In his new book, Lessig convincingly and methodically shows, in a bipartisan way, that the US Congress is fundamentally corrupted and democracy as the enactment of the will of the people fundamentally broken. His examples infuriatingly and drastically illustrate how the influence of money produces objectively worse outcomes from both a Republican and Democratic standpoint: American democracy is broken (whether the rosy golden age of American democracy promoted by Krugman, Lessig, Greenwald and Warren ever existed for groups other than male WASPs, is another question.).

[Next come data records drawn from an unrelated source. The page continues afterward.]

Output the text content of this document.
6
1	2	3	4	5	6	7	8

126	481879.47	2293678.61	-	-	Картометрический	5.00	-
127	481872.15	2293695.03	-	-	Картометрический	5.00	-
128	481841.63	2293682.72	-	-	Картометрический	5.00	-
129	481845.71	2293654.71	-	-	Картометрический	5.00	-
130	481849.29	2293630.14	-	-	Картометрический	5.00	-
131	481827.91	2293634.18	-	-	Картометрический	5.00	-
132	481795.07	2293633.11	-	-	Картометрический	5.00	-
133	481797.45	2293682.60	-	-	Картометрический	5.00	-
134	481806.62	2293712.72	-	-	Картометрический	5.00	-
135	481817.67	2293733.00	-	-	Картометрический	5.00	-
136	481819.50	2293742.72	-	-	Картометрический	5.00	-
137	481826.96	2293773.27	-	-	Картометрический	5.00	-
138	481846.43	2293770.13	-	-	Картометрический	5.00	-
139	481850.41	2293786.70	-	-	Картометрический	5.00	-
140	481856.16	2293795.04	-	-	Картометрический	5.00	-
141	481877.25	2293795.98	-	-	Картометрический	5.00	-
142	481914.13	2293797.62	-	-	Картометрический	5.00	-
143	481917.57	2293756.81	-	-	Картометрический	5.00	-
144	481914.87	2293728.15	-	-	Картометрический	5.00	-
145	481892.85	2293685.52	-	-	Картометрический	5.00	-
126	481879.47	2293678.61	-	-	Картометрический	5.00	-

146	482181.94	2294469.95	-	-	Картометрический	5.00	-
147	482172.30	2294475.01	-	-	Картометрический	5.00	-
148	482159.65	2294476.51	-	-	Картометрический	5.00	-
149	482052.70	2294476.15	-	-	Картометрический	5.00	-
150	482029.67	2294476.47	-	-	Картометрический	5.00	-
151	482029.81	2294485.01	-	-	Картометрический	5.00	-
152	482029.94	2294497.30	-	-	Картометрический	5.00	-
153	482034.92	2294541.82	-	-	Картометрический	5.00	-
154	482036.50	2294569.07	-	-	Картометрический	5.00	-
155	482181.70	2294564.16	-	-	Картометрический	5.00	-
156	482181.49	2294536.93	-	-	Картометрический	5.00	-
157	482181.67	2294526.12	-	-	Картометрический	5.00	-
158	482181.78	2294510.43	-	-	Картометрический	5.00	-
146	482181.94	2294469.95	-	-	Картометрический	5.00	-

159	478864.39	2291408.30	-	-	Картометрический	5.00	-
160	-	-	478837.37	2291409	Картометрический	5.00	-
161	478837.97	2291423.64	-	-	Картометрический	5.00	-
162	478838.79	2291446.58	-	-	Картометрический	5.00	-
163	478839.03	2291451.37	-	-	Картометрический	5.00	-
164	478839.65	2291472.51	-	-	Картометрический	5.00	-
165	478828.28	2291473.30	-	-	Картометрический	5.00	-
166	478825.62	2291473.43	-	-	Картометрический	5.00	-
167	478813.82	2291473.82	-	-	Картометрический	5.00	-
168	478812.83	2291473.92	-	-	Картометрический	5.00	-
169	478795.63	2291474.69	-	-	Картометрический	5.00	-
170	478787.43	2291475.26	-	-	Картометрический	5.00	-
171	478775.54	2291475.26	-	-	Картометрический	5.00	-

The analysis is sharp and well documented. What is Lessig's remedy? He seeks to establish citizen activism under the uncool (classic Teenage Republican?) name of "rootstrikers" that leads ultimately to amending the US constitution to lessen the influence of money. Unfortunately, Lessig's sound remedies neglect to include the reactions of his monied adversaries. How likely is a constitutional amendment if even the stupidly indefensible and unpaid Bush tax cuts were not allowed to expire. Even efforts to close the hedge fund manager tax loop holes failed to pass. In contrast to "Independence Day", political change is not a single payload delivery but a slow grinding and painful build-up of local alliances. The Nixon-Reagan movement took thirty years to develop. Its demise will need a 21st century Abraham Lincoln. Barack Obama, another member of that conservative cohort and probably a Republican if they had let him enter the club house, promised "hope and change" but delivered more of the same. An important but frustrating read.